Insight #76 maintainer-culture hypothesis applies to platform-class projects:

ClassExamplesAuth-permissive cohort default?
Platform — demo-firstLangfuse, RAGFlow, Phoenix, Flowise, LobeChat, OpenHandsYES
Platform — enterprise-firstBisheng, Dify, AnythingLLMNO
Platform — operator-misdeploymentLangGraph Studio(n/a; correct default abused)
Framework — libraryCrewAI, AutoGen, LangChain, LlamaIndex(n/a; no shared deployment)
Protocol — emergingMCP servers(n/a; not yet population-surveyable)

The maintainer-culture hypothesis is bounded to the platform class. Framework and protocol classes require different research methodologies.


What This Means For Today’s Tally

After Bisheng (CN auth-required counter-example), LangGraph Studio (operator-misdeployment new class), MCP (dork-noise negative), and CrewAI (framework-class negative), the research-program scope for Insight #76 is now precisely bounded:

Insight #76 (refined, as of 2026-06-07): Auth-permissive defaults are the cohort norm for platform-class new-generation OSS AI/LLM infrastructure where the upstream maintainer optimizes for “demo-first” deployment ergonomics. The rate is platform-maintainer-culture-specific, not jurisdiction-specific. The hypothesis does not apply to framework-class libraries (no shared deployment) or to maturing protocol-class ecosystems (no canonical population yet).

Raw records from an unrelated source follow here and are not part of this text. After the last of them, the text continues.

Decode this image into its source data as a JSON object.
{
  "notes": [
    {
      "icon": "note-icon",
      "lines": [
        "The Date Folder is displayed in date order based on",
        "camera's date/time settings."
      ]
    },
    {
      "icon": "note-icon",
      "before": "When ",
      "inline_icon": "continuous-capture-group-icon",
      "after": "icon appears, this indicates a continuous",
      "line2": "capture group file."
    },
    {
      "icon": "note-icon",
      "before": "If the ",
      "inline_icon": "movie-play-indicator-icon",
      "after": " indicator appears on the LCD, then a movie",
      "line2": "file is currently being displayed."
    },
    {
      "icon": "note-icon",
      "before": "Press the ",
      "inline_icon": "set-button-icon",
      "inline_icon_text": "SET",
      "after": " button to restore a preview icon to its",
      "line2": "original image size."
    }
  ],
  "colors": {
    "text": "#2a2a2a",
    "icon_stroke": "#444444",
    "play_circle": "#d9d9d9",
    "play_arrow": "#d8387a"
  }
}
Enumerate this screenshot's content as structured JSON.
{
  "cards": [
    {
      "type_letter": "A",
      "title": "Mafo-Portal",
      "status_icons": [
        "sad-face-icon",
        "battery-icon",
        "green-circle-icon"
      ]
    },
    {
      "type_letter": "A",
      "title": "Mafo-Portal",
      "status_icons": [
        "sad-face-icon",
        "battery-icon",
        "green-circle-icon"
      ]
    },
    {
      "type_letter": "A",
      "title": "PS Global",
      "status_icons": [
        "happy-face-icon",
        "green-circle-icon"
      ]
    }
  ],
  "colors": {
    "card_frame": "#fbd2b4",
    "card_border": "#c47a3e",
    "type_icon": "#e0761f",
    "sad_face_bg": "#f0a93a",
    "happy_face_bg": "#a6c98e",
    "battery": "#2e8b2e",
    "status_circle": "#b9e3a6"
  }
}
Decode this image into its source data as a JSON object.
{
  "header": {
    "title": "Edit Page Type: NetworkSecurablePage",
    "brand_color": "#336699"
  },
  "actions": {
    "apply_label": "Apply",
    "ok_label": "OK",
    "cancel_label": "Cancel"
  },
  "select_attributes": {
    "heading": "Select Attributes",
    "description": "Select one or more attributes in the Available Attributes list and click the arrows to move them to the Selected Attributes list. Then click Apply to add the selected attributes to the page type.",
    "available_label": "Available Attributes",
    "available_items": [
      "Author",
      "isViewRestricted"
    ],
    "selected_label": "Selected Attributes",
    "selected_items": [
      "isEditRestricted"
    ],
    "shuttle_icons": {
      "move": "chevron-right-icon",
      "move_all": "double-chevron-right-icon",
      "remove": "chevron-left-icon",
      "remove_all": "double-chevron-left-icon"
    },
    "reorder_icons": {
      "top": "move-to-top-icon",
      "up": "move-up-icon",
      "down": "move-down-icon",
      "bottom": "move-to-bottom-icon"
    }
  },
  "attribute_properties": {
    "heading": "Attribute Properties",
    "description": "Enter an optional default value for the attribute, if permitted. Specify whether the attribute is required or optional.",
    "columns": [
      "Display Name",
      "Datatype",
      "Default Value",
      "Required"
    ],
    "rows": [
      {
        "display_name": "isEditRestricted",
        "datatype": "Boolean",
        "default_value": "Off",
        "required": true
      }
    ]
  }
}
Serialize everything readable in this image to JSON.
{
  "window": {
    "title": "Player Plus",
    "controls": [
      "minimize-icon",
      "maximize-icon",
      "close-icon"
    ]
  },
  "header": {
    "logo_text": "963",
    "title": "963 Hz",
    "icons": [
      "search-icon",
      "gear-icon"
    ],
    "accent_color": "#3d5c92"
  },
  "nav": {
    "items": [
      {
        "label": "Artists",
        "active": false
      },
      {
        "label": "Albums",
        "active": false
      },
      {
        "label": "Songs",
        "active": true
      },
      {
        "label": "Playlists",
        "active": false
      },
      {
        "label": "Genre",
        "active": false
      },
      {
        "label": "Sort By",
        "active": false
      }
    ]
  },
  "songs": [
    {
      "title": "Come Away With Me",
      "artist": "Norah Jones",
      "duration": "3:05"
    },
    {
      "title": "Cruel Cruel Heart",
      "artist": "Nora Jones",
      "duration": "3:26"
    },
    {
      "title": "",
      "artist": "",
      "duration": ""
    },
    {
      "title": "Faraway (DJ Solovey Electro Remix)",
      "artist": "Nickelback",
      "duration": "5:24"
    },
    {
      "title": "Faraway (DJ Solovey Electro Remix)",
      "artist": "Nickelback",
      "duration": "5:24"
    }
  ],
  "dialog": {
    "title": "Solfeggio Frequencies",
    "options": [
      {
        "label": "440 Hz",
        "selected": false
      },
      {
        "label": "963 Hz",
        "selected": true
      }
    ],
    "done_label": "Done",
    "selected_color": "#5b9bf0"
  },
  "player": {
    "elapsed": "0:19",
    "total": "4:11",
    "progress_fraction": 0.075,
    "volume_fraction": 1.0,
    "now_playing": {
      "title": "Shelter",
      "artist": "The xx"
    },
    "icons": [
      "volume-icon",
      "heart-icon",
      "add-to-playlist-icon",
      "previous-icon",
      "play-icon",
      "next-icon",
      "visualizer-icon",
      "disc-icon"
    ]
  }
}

The 11 surveys conducted 2026-06-06/07 are all platform-class. The hypothesis is now defined within its scope.


Toolchain Provenance

Step 0:   shodan count + sample probe for MCP/CrewAI
Step 0c:  Direct curl probe — no actionable population
Step FP:  Confirmed dork-noise (MCP) and framework-architecture
          (CrewAI) failure modes
Step 12b: This methodology document

No herald configs added. Future MCP survey methodology will require a new tool class (port-scan + protocol-handshake identification). Future CrewAI / AutoGen / framework-class work will require operator-attribution rather than population enumeration.


Disclosure Pipeline State

No disclosure-worthy findings from these attempts. Both negative results have research-program value but no operator-side actionable exposure.